There are 576 unique publishers in the dataset.


#### Exploring the biggest publishers
Nintendo, EA and Activision lead the way as the worlds largest video game publishers. To gain further insight into the powerhouse games behind these names, I utilized a treemap to showcase the scale and depth of their vast catalogs. The treemap adds a fun dimension to exploring the data. You can click into each publisher to see more clearly their titles. 

In [20]:
# Create dataframe of top 5 publishers
top_publishers = df.groupby('publisher', as_index=False).agg({'global_sales': 'sum'})
top_5_publishers = top_publishers.nlargest(5, 'global_sales')

# Merge the top 10 publishers back with the original dataframe to get all the games by those publishers
top_5_publishers_games = df[df['publisher'].isin(top_5_publishers['publisher'])]

my_color_scale = ["#008AFA", "#FEDC28", "#E7409E"]

# Create a treemap plot
fig = px.treemap(top_5_publishers_games, 
                 path=['publisher', 'name'],
                 values='global_sales',
                 color='global_sales',
                 color_continuous_scale=my_color_scale,
                 title='Exploring the Top 3 Video Game Publishers and Their Best-Selling Titles', )

# Show the plot
fig.show()


### Conclusion

Working through this analysis of the gaming industry has uncovered fascinating insights into the ever-evolving gaming market. Since the early days, the number of games released each year has skyrocketed, with 2009 witnessing an unprecedented high. Platforms have come a long way, from the Atari 2600 to the likes of the PS2, Xbox 360, and Wii. Additionally, genres such as action and sports have dominated sales across various regions, showcasing the universal allure of gaming.

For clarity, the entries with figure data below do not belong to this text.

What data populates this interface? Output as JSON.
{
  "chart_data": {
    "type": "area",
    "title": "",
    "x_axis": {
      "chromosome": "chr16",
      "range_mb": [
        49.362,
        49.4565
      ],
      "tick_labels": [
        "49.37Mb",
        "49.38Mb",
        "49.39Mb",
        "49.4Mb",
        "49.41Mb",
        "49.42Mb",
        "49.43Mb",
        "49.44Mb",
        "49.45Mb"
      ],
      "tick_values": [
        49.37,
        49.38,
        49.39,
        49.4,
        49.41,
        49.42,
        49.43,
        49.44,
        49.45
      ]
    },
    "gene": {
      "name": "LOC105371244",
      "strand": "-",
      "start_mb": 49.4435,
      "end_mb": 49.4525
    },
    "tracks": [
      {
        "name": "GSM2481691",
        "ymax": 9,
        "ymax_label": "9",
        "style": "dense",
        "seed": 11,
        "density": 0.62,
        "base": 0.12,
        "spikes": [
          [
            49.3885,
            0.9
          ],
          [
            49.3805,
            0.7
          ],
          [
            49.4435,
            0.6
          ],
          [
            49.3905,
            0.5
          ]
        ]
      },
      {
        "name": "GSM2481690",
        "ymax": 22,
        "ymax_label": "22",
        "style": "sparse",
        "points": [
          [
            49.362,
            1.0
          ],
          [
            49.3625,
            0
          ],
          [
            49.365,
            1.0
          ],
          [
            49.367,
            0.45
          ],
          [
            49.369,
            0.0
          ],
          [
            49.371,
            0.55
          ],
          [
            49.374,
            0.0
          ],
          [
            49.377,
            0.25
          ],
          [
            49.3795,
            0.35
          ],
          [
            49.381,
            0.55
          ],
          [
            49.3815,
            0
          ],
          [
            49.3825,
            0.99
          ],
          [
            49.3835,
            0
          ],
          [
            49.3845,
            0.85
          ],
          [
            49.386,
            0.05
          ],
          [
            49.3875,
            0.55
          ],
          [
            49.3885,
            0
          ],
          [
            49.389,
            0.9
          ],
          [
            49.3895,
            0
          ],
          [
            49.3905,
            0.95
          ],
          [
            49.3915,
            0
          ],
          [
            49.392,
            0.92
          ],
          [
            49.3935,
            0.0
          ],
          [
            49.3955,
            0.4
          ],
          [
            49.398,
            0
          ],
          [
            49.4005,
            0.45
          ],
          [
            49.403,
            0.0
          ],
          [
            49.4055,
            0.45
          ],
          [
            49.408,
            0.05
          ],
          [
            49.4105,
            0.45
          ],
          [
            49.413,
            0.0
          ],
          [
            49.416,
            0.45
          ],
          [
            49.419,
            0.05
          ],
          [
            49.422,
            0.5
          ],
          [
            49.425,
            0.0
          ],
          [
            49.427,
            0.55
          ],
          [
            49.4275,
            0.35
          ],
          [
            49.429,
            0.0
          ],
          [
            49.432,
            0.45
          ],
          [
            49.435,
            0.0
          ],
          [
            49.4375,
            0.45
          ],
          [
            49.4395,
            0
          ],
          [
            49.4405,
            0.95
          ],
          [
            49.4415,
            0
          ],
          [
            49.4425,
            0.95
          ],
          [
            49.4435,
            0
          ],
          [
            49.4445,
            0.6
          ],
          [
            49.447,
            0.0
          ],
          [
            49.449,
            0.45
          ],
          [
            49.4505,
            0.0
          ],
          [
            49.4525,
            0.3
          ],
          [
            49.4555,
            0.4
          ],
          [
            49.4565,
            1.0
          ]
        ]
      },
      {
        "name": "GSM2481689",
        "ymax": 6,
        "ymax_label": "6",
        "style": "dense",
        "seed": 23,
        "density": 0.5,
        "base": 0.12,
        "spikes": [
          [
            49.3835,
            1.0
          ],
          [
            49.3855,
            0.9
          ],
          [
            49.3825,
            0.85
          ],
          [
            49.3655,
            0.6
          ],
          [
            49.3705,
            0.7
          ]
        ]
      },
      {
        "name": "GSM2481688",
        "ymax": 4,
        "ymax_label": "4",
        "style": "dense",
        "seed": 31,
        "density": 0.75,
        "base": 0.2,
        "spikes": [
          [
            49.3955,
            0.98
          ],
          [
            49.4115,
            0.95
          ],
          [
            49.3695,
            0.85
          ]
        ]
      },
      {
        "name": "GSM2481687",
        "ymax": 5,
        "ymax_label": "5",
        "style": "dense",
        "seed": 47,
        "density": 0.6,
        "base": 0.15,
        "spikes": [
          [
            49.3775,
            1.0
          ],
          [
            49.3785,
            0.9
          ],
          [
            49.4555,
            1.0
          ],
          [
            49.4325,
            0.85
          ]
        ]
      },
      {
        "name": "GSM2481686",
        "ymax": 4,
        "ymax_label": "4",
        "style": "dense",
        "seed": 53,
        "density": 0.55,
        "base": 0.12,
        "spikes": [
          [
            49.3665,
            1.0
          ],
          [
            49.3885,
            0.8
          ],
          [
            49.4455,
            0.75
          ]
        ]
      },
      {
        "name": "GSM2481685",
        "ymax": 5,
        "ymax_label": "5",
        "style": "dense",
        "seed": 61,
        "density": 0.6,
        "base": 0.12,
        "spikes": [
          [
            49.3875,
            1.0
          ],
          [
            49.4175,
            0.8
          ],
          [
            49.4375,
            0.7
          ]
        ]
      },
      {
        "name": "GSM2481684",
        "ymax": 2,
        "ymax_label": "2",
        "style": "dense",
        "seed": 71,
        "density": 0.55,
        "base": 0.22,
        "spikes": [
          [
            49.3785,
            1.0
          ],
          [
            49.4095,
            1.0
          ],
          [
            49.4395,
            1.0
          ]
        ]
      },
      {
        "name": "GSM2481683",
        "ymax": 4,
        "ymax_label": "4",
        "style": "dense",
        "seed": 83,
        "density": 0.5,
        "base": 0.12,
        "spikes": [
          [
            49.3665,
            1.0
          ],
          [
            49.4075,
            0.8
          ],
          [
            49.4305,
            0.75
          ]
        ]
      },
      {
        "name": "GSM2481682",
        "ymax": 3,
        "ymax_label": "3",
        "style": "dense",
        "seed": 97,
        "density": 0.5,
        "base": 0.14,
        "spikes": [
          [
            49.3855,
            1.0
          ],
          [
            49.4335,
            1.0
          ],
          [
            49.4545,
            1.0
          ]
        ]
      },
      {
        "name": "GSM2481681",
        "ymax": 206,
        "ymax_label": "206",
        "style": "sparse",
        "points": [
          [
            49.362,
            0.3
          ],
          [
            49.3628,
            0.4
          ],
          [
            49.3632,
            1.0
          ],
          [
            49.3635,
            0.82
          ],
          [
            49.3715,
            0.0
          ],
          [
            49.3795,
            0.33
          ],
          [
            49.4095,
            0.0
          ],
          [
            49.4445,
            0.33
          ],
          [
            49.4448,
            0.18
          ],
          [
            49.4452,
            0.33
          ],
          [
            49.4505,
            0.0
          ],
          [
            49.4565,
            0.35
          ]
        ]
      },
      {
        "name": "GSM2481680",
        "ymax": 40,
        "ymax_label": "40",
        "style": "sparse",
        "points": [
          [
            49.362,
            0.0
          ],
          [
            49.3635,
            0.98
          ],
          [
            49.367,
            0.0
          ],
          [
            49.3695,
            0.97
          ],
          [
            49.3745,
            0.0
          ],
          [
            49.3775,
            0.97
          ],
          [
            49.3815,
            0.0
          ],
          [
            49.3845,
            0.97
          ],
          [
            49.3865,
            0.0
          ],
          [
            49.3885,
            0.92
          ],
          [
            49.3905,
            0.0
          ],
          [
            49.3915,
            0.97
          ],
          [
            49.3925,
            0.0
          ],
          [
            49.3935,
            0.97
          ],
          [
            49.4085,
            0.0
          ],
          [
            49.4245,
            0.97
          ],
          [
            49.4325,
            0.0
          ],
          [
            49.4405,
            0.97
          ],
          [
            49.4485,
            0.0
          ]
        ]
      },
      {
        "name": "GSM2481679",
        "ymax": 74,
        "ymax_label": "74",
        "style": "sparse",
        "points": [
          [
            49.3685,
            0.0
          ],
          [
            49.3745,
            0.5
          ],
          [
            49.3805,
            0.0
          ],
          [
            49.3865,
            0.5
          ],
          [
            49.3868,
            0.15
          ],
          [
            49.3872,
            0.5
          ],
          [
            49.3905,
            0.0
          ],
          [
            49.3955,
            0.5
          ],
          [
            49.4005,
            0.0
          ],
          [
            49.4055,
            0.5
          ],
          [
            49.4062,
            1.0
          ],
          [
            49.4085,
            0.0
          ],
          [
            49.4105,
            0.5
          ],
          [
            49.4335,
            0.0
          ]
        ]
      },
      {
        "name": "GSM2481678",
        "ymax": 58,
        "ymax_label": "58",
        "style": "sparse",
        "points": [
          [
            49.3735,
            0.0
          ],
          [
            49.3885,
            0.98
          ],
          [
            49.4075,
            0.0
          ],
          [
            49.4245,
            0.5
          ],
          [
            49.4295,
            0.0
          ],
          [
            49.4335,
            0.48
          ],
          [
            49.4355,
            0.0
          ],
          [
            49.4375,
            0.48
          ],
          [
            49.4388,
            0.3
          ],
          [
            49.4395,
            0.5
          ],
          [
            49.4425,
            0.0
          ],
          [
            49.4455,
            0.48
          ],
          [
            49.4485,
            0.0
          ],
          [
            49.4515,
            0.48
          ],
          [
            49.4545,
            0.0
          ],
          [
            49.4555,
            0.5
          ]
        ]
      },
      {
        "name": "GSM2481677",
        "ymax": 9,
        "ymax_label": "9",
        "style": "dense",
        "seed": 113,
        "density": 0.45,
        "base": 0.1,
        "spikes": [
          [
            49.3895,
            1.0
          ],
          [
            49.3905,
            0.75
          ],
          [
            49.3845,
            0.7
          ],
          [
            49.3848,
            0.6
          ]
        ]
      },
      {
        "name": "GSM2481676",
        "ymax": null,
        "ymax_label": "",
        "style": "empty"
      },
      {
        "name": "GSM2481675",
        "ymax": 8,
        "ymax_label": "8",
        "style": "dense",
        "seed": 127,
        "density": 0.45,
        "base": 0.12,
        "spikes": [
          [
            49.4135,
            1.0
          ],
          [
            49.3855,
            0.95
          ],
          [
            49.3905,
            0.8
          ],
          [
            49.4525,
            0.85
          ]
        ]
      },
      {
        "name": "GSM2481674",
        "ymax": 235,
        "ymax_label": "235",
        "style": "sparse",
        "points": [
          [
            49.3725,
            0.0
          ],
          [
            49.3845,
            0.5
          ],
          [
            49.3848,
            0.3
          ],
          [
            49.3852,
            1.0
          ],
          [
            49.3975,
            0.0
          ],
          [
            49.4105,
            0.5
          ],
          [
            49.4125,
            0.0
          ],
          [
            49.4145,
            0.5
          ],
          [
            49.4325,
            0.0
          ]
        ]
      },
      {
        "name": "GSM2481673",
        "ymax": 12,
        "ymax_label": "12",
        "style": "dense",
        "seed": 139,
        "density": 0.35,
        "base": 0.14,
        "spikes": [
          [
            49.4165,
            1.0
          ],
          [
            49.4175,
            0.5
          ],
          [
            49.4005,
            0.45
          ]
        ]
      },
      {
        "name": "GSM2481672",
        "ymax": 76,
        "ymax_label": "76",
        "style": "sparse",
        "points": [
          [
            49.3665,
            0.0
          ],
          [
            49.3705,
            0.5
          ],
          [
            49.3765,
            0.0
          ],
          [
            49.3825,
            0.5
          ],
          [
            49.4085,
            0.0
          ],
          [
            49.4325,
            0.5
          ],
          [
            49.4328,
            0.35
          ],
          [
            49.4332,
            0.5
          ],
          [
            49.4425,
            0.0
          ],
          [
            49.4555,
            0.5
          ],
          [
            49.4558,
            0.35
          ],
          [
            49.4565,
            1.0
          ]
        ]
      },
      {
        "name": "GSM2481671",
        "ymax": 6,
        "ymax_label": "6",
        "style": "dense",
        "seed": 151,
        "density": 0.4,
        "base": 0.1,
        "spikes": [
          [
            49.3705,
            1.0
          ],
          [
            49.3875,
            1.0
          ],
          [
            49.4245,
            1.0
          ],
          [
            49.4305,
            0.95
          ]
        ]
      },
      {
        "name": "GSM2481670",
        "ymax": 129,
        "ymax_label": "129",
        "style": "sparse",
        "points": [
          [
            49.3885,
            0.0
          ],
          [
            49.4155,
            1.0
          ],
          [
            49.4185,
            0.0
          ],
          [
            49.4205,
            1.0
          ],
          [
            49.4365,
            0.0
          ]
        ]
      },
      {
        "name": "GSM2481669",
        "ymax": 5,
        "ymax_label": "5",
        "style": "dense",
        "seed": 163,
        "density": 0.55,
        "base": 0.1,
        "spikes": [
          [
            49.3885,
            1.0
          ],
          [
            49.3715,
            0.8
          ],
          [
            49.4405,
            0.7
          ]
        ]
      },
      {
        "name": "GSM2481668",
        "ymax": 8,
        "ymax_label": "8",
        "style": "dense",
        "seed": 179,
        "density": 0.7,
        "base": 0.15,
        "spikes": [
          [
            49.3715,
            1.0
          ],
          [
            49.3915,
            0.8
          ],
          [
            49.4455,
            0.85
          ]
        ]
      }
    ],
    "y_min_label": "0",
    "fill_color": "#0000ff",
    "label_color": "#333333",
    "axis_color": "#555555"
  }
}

Distinct regional preferences have emerged, with each area boasting unique best-selling games and Japan's undeniable love for Pokemon. Furthermore, our exploration revealed that industry giants Nintendo, EA, and Activision drive the sector's growth as the largest video game publishers.

Examining sales data, genre preferences, and the ascent of prominent platforms allows us to better understand the gaming landscape and appreciate its remarkable journey over the years. This analysis enables us to acknowledge the industry's dynamic nature and anticipate the thrilling developments in store for gamers worldwide.